John Thomas Smith, Nollekens and His Times, 2 vols., London, 1828.

Thursday. 23d. CFA Thursday. 23d. CFA
Thursday. 23d.

This morning was colder than yesterday and on the whole affords a bitter specimen of the severity of the Winter. I have rarely felt the action of the cold more even when the Thermometer was lower. At the Office as usual, where I read with attention the beginning of the papers of Novanglus, but I have given up the idea of writing upon the subject at present. It is too laborious in this cold weather. I wrote my Journal, and had one or two interruptions with demands to be paid. So my morning passed.

I had engaged with my Wife to dine with Mr. and Mrs. Frothingham so that I went down at the usual time. Nobody there but P. Chardon Brooks. I did not enjoy myself much, and returned only to get two hours of Cicero, but with it, I finished Brutus and began a review, which as usual strikes me much more pleasantly. The style seems then to fall into its place so much more easily. I hope to be able at the close to give a connected opinion about the book.

In the evening, Abby having returned, we sat down to read Corinne as usual, but Edward Brooks came in and passed nearly all of it with us in conversation. I did not sit up so long as usual this evening, as my fire went out but I still wrote in my Catalogue, and some of the Tatler.

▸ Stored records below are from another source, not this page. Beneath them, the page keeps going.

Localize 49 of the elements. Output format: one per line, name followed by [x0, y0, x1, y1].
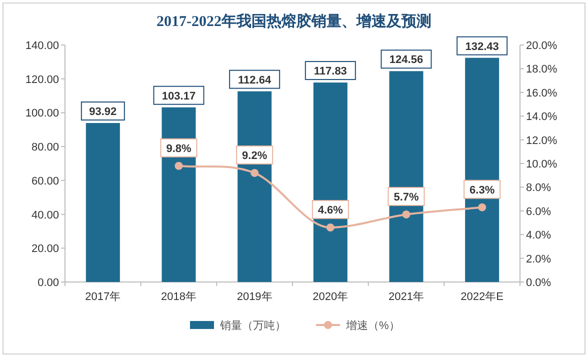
point — [402, 210, 410, 218]
data-label: 117.83 — [314, 66, 347, 78]
y2-tick-label: 16.0% — [526, 87, 558, 100]
y-tick-label: 60.00 — [31, 175, 59, 188]
y-tick-label: 80.00 — [31, 142, 59, 154]
bar — [465, 58, 500, 282]
y2-tick-label: 14.0% — [526, 111, 558, 124]
y-tick-label: 100.00 — [25, 108, 59, 120]
y-tick-label: 0.00 — [38, 277, 59, 289]
data-label: 112.64 — [238, 74, 272, 86]
point — [478, 203, 486, 212]
y-tick-label: 40.00 — [31, 209, 59, 222]
y-tick-label: 20.00 — [31, 243, 59, 256]
bar — [389, 71, 424, 282]
data-label: 93.92 — [89, 106, 117, 118]
bar — [313, 82, 348, 282]
y-tick-label: 120.00 — [25, 74, 59, 86]
legend-label: 增速（%） — [345, 319, 400, 332]
bar — [162, 107, 196, 282]
x-tick-label: 2021年 — [388, 291, 424, 303]
data-label: 5.7% — [394, 191, 419, 204]
y2-tick-label: 12.0% — [526, 134, 558, 147]
y-tick-label: 140.00 — [25, 40, 59, 52]
data-label: 132.43 — [465, 40, 499, 53]
data-label: 9.8% — [166, 142, 192, 155]
x-tick-label: 2019年 — [236, 291, 272, 303]
y2-tick-label: 2.0% — [526, 253, 552, 266]
legend-label: 销量（万吨） — [219, 319, 286, 332]
data-label: 124.56 — [389, 54, 424, 66]
bar — [86, 123, 120, 282]
y2-tick-label: 0.0% — [526, 277, 552, 289]
data-label: 4.6% — [318, 204, 344, 216]
data-label: 6.3% — [470, 184, 495, 196]
x-tick-label: 2020年 — [312, 291, 348, 303]
y2-tick-label: 18.0% — [526, 64, 558, 76]
y2-tick-label: 4.0% — [526, 230, 552, 242]
data-label: 103.17 — [162, 90, 196, 102]
point — [326, 223, 334, 232]
y2-tick-label: 20.0% — [526, 40, 558, 52]
point — [250, 168, 259, 177]
point — [174, 162, 183, 170]
y2-tick-label: 8.0% — [526, 182, 552, 194]
data-label: 9.2% — [242, 150, 268, 162]
chart-title: 2017-2022年我国热熔胶销量、增速及预测 — [156, 12, 432, 30]
x-tick-label: 2022年E — [460, 291, 504, 303]
x-tick-label: 2017年 — [85, 291, 121, 303]
y2-tick-label: 10.0% — [526, 158, 558, 170]
x-tick-label: 2018年 — [161, 291, 196, 303]
y2-tick-label: 6.0% — [526, 206, 552, 218]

Friday. 24th. CFA Friday. 24th. CFA
Friday. 24th.

Much milder weather this morning. I went down to the Office as usual. Found there a letter from my Father, requesting information of some missing things, and giving an account of the rest of his Journey. He arrived on the 17th after a pretty fatiguing time of it.1 My time was passed in reading my Grandfather’s letters to Mr. Tudor about the circumstances of the American Revolution.2 It is singular, but I have read these at least twice before and never have derived from them the kind of information I have now. Probably from the fact that I have obtained more information upon the subject generally.

Took a pretty long walk before dinner and concluded that as my father said he wanted information immediately,3 I would go out to Quincy at once. So I started with my man Benjamin Sawtell,4 and arrived there at a little after four. Found Mrs. Kirke had gone into Boston, so that after much delay and hesitation I was compelled to 388force the window of the second story to get into my father’s study, where I found both the Letter book and the Bank book which he missed.5 Having done this, I hastened to return and arrived at home shortly after seven o’clock in time to read Corinne with my Wife, to accomplish some of my Catalogue and to read a little of the Tatler.

1.

JQA to CFA, 18 Dec., Adams Papers.

2.

During 1817 and 1818 JA wrote a number of letters in which he rehearsed the events precedent to the Revolution as he recollected them. Many of these “Letters from the Hon. John Adams, to the Hon. Wm. Tudor, and Others, on the Events of the American Revolution” were published as an appendix (p. 229–312) to a collected edition of Novanglus and Massachusettensis ..., Boston, 1819.

3.

JQA was fearful that his bankbook and letterbook had been mislaid in one of the many trying episodes of the journey to Washington, or had been stolen. However, he admitted the possibility that they had been left behind in Quincy and therefore wished a search made (JQA to CFA, 18 Dec., Adams Papers).

4.

Earlier: “Salter.” See entry for 6 July, above.

5.

A fuller account of this expedition is contained in CFA to JQA, 25 Dec., Adams Papers.